What is it like to read these poems out loud? How do you express the symbol? How long of a pause do you take? What are audience reactions?
It’s liberating and very frightening. Sometimes it’s embarrassing and almost too intimate. Sometimes I won’t do it if I don’t feel safe enough. It’s hard to do when I give a reading with other people.
But it’s also incredible. At my last reading people starting snapping during the breaths and also making sounds of excitement and pleasure. I would love that to always be true: stop listening to me and just consider a gate opened where we can all make our sound. I think if we all made our sound (I mean all of us, even the most wracked with hatred, maybe especially them) we would probably all break either in sorrow or joy and then the world could be rebuilt. I do think that.
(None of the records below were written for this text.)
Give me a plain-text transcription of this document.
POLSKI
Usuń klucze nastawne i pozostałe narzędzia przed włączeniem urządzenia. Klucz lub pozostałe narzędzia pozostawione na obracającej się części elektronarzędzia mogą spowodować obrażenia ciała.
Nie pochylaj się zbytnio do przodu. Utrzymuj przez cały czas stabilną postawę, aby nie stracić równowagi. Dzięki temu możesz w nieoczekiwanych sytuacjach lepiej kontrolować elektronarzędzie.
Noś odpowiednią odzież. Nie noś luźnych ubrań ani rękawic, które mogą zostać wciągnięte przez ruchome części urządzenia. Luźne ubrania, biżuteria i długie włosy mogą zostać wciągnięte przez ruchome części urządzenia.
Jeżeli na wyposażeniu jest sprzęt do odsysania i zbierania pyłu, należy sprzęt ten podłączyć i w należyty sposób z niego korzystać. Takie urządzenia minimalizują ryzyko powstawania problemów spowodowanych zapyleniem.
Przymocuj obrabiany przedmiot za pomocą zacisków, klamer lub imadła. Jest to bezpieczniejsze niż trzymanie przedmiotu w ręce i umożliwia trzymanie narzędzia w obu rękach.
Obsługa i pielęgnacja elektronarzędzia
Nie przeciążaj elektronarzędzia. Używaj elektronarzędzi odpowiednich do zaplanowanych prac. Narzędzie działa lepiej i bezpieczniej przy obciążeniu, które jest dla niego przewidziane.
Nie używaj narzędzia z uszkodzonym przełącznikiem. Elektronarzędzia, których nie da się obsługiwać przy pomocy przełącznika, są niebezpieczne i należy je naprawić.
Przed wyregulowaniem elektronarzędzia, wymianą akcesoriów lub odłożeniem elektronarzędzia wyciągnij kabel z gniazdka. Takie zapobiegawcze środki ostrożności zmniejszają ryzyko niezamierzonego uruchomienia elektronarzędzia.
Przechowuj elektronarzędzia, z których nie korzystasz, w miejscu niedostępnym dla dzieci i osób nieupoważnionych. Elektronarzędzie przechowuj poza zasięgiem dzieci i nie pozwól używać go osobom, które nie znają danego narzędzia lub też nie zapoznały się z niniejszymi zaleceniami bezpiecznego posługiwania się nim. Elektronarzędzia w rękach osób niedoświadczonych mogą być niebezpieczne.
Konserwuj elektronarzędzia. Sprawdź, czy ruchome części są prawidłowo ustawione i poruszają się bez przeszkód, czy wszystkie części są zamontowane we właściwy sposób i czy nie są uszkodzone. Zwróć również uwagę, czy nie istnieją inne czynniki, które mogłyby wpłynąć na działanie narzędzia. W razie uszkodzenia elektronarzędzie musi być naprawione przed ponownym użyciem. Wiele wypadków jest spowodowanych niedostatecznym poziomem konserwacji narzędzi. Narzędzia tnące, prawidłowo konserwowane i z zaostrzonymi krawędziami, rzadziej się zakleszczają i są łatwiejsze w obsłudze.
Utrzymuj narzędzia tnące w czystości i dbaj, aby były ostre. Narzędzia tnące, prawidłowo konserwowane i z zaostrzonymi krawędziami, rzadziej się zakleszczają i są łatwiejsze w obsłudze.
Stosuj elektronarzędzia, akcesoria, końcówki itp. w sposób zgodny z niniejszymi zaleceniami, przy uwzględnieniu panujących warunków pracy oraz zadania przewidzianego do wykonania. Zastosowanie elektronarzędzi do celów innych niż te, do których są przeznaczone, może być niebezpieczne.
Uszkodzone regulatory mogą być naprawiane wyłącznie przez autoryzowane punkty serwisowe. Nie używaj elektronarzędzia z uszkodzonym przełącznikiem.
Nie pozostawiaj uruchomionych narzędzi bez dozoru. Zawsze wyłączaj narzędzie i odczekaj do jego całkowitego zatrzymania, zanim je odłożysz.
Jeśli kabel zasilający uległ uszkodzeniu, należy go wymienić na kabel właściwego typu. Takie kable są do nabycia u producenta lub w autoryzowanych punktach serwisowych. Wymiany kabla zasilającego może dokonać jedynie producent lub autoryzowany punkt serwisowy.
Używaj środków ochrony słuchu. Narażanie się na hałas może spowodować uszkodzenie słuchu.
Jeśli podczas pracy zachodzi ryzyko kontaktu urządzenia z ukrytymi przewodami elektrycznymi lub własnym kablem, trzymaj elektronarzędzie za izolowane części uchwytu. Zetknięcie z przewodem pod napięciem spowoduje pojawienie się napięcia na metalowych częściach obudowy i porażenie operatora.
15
I’ve yet to have anyone make fun of me, which of course is the old fear.
In terms of the pauses, I don’t know…it changes. I think of it as becoming the gate to myself. And that takes more and less time.
The Bandleader is a complicated figure, as whose is intimate but distant. Whose is compared to a Stag, which is not only a male deer but also a term for someone who is comes to a social gathering without a partner. At the same time, whose is the narrator’s lover. How did this character come about? How did whose develop?
I love that you ask about “whose” because nobody has done that yet! And I think that’s been just as important to me as the symbol. In some ways maybe more. So thank you!
Whose most approximates my own feeling of identifying my sex and/or my gender. For me (and I do want to always say this only me speaking for myself…I am an enemy to those who force any manner of identification on bodies other than their own) “whose” is a word and idea that is inherently a question. It connotes looking and searching. But looking or searching for a specific person, so the clarity of the individual with the openness of a question.
I was just looking at the definition and saw this:
Old English hwæs, genitive of hwā ‘who’ and hwæt ‘what.’
Yes. And so like the sound I make when I breathe the symbol. And containing the WHO and the WHAT. Which I think is the closest thing to my poetics and my self.
In terms of the actual figure of the Bandleader. The Bandleader is different things depending on the day. The Bandleader is simply the animal being itself without being good or bad (another big theme in the book…animals just being animals). The Bandleader is uncontainable and unattainable and can do terrible damage if you let it rule your life. The Bandleader is pleasure and intimacy like one never imagined. And the Bandleader is without a soul. Or the Bandleader is the soul outside of need. The Bandleader is pure hunger and ambition. Or none of these things.
I guess that’s an unhelpful answer but…the Bandleader is also a mystery to me. The Bandleader is of me and also can be the thing I want more than anything that makes me entirely alien to myself. It’s important I keep the question of the Bandleader open. Then the Bandleader can be an energy of great good instead of being a force that lends to the destruction of the world.